I see some parallels here with the “software architecture” movement. The basic ingredient was the same: ambitious developers, interested in both improving their own abilities as well as finding an outlet for an intellectual drive that wasn’t satisfied in their usual work, sought out metaphors and points of contact in another discipline. In the case of software architects, that involved diving into writings on architecture, urban design, and so forth (e.g. the work of Christopher Alexander). History remembers the worst excesses of this movement: enterprise architecture, design patterns, and so much bad writing. For those of you who are programming Scala by day and learning category theory by night, consider what your legacy will be. 2

What do programming and mathematics have in common?

So what is the relationship between programming and mathematics? I don’t hope to paint a complete picture, but here are some thoughts.

First, there are many points of contact between the two disciplines, across several levels of programming abstraction. This includes lower-level areas such as type theory and digital logic, which provide for basic models of computation. This also includes higher level topics of data structures and algorithms, which in a sense fall under the broad umbrella of discrete mathematics. Even here I find the “Curry-Howard perspective” a bit one-dimensional, since I happen to be a programmer with more of a taste for things other than type theory.
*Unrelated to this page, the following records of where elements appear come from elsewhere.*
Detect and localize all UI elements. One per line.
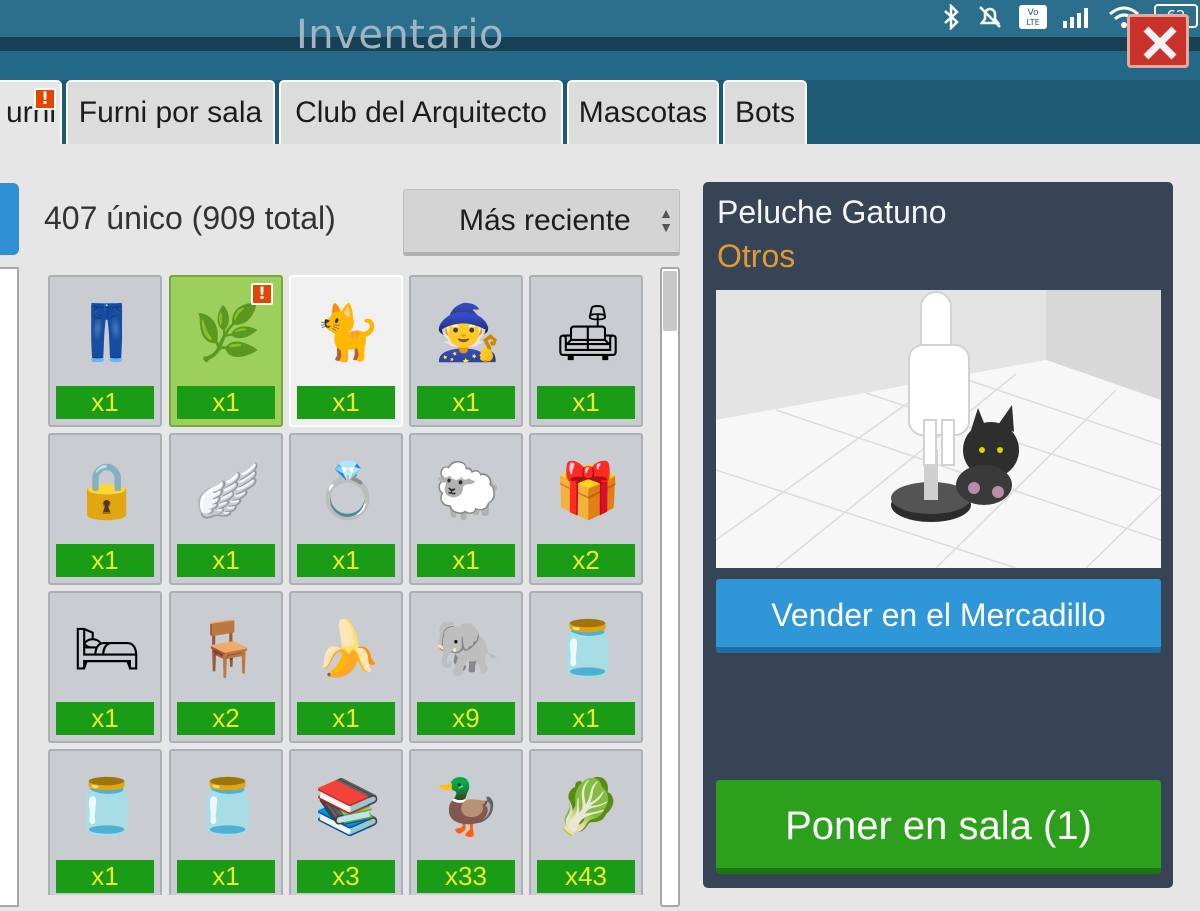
inventory-item[interactable]: 💍 x1 xyxy=(289,433,403,585)
inventory-item[interactable]: 🎁 x2 xyxy=(529,433,643,585)
item-quantity: x43 xyxy=(537,860,635,893)
item-preview xyxy=(716,290,1161,568)
sheep-hanger-icon: 🐑 xyxy=(434,459,502,522)
glass-jar-icon: 🫙 xyxy=(194,775,262,838)
item-quantity: x1 xyxy=(417,544,515,577)
rubber-duck-icon: 🦆 xyxy=(434,775,502,838)
tab-label: Club del Arquitecto xyxy=(295,96,547,129)
alert-badge: ! xyxy=(34,88,56,110)
room-preview-image xyxy=(716,290,1161,568)
category-scrollbar[interactable] xyxy=(0,267,19,907)
inventory-item[interactable]: 🥬 x43 xyxy=(529,749,643,895)
close-icon xyxy=(1143,26,1177,60)
tab-label: Mascotas xyxy=(578,96,708,129)
item-quantity: x1 xyxy=(297,702,395,735)
sort-value: Más reciente xyxy=(459,204,631,237)
gift-bag-icon: 🎁 xyxy=(554,459,622,522)
status-bar: Vo LTE xyxy=(940,2,1140,32)
volte-icon: VoLTE xyxy=(1019,5,1047,29)
gnome-icon: 🧙 xyxy=(434,301,502,364)
item-name: Peluche Gatuno xyxy=(717,194,947,230)
pants-icon: 👖 xyxy=(73,301,141,364)
inventory-item[interactable]: 🐑 x1 xyxy=(409,433,523,585)
black-cat-plush-icon: 🐈 xyxy=(314,301,382,364)
inventory-item[interactable]: 🪽 x1 xyxy=(169,433,283,585)
item-details-panel: Peluche Gatuno Otros Vender en el Mercad… xyxy=(703,182,1173,888)
inventory-item[interactable]: 🔒 x1 xyxy=(48,433,162,585)
sell-marketplace-button[interactable]: Vender en el Mercadillo xyxy=(716,579,1161,653)
item-quantity: x1 xyxy=(56,860,154,893)
inventory-item[interactable]: 👖 x1 xyxy=(48,275,162,427)
scrollbar-thumb[interactable] xyxy=(663,271,677,331)
item-quantity: x1 xyxy=(56,386,154,419)
item-quantity: x2 xyxy=(537,544,635,577)
item-quantity: x1 xyxy=(537,386,635,419)
category-button[interactable] xyxy=(0,183,19,255)
sort-select[interactable]: Más reciente ▲ ▼ xyxy=(403,189,680,256)
inventory-item[interactable]: 🫙 x1 xyxy=(48,749,162,895)
wooden-chair-icon: 🪑 xyxy=(194,617,262,680)
tab-club-del-arquitecto[interactable]: Club del Arquitecto xyxy=(279,80,563,144)
window-titlebar: Inventario VoLTE 62 xyxy=(0,0,1200,80)
window-title: Inventario xyxy=(296,12,505,58)
item-quantity: x1 xyxy=(537,702,635,735)
elephant-icon: 🐘 xyxy=(434,617,502,680)
glass-jar-icon: 🫙 xyxy=(73,775,141,838)
inventory-item[interactable]: 🐘 x9 xyxy=(409,591,523,743)
item-quantity: x1 xyxy=(417,386,515,419)
inventory-item[interactable]: 🌿 x1! xyxy=(169,275,283,427)
sort-arrows-icon: ▲ ▼ xyxy=(659,205,673,235)
item-quantity: x3 xyxy=(297,860,395,893)
cabbage-icon: 🥬 xyxy=(554,775,622,838)
svg-text:LTE: LTE xyxy=(1026,18,1039,27)
glass-jar-icon: 🫙 xyxy=(554,617,622,680)
tab-furni-por-sala[interactable]: Furni por sala xyxy=(66,80,275,144)
inventory-item[interactable]: 🧙 x1 xyxy=(409,275,523,427)
inventory-item[interactable]: 🪑 x2 xyxy=(169,591,283,743)
tab-label: Bots xyxy=(734,96,796,129)
bed-icon: 🛏 xyxy=(72,617,142,680)
item-quantity: x1 xyxy=(177,860,275,893)
sofa-icon: 🛋 xyxy=(553,301,623,364)
alert-badge: ! xyxy=(251,283,273,305)
signal-icon xyxy=(1063,8,1088,28)
svg-text:Vo: Vo xyxy=(1028,8,1039,18)
place-in-room-button[interactable]: Poner en sala (1) xyxy=(716,780,1161,874)
item-quantity: x33 xyxy=(417,860,515,893)
inventory-scrollbar[interactable] xyxy=(660,267,680,907)
tab-label: Furni por sala xyxy=(78,96,263,129)
inventory-item[interactable]: 🫙 x1 xyxy=(529,591,643,743)
item-quantity: x1 xyxy=(56,702,154,735)
inventory-grid: 👖 x1 🌿 x1! 🐈 x1 🧙 x1 🛋 x1 🔒 x1 🪽 x1 💍 x1 🐑 x1 🎁 x2 🛏 x1 🪑 x2 🍌 x1… xyxy=(48,275,646,895)
close-button[interactable] xyxy=(1127,14,1189,68)
tab-furni[interactable]: urni ! xyxy=(0,80,62,144)
item-quantity: x9 xyxy=(417,702,515,735)
inventory-item[interactable]: 🐈 x1 xyxy=(289,275,403,427)
inventory-item[interactable]: 🛏 x1 xyxy=(48,591,162,743)
padlock-heart-icon: 🔒 xyxy=(73,459,141,522)
item-quantity: x2 xyxy=(177,702,275,735)
item-quantity: x1 xyxy=(297,386,395,419)
inventory-item[interactable]: 🦆 x33 xyxy=(409,749,523,895)
banana-icon: 🍌 xyxy=(314,617,382,680)
item-quantity: x1 xyxy=(177,544,275,577)
bookshelf-icon: 📚 xyxy=(314,775,382,838)
item-quantity: x1 xyxy=(177,386,275,419)
scattered-leaves-icon: 🌿 xyxy=(194,301,262,364)
angel-wings-icon: 🪽 xyxy=(194,459,262,522)
ring-icon: 💍 xyxy=(314,459,382,522)
inventory-item[interactable]: 🫙 x1 xyxy=(169,749,283,895)
tab-mascotas[interactable]: Mascotas xyxy=(567,80,719,144)
item-quantity: x1 xyxy=(56,544,154,577)
bluetooth-icon xyxy=(944,4,959,30)
tab-strip: urni ! Furni por sala Club del Arquitect… xyxy=(0,80,1200,144)
mute-bell-icon xyxy=(979,6,1001,28)
inventory-item[interactable]: 🍌 x1 xyxy=(289,591,403,743)
item-category: Otros xyxy=(717,238,796,274)
inventory-item[interactable]: 🛋 x1 xyxy=(529,275,643,427)
inventory-item[interactable]: 📚 x3 xyxy=(289,749,403,895)
item-quantity: x1 xyxy=(297,544,395,577)
tab-bots[interactable]: Bots xyxy=(723,80,807,144)
item-count-label: 407 único (909 total) xyxy=(44,200,336,236)
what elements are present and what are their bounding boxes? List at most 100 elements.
Second, to restate a point I made earlier, there is a common emphasis on “careful application of rational thought to reproducible mental objects”. Both fields involve, more or less, sitting around and thinking through the correctness of something from first principles. However, I would argue that empiricism is also quite important in serious programming, where tests, debugging, and profiling provide the most convenient entry points into understanding program behavior. 3

As a final thought, a few posters in the HN thread poined out that there is, to an extent, a shared sense of aesthetics. Mathematicians do not have much stomach for ugly proofs, and it is common for them to spend a substantial amount of time and energy into polishing things, removing extraneous details, generalizing appropriately, and so on. Many of the best programmers I have met share a similar mentality with respect to the code they produce. 4

Footnotes


  1. This isn’t to imply that mathematicians don’t also spend their time doing non-mathematical tasks; they do, and plenty of it!

  2. For what it’s worth, I am very much in favor of finding connections between software development and other disciplines. What I dislike is taking this to such an extreme that it makes the software development worse.

  3. It is a bit less relevant to mathematics, although numerical simulations provide meaningful mathematical experiments in a number of contexts.

  4. It’s interesting here to contrast with the more empirical disciplines, such as physics or chemistry. My own experience has been that this aesthetic drive takes on a slightly different character amongst practitioners in these fields. As a rough stereotype, if you are an experimentalist, then a bit of code, like a mathematical derivation, is just another tool in your toolbox. It merits no more attention than needed to get at the “real” phenomena of interest.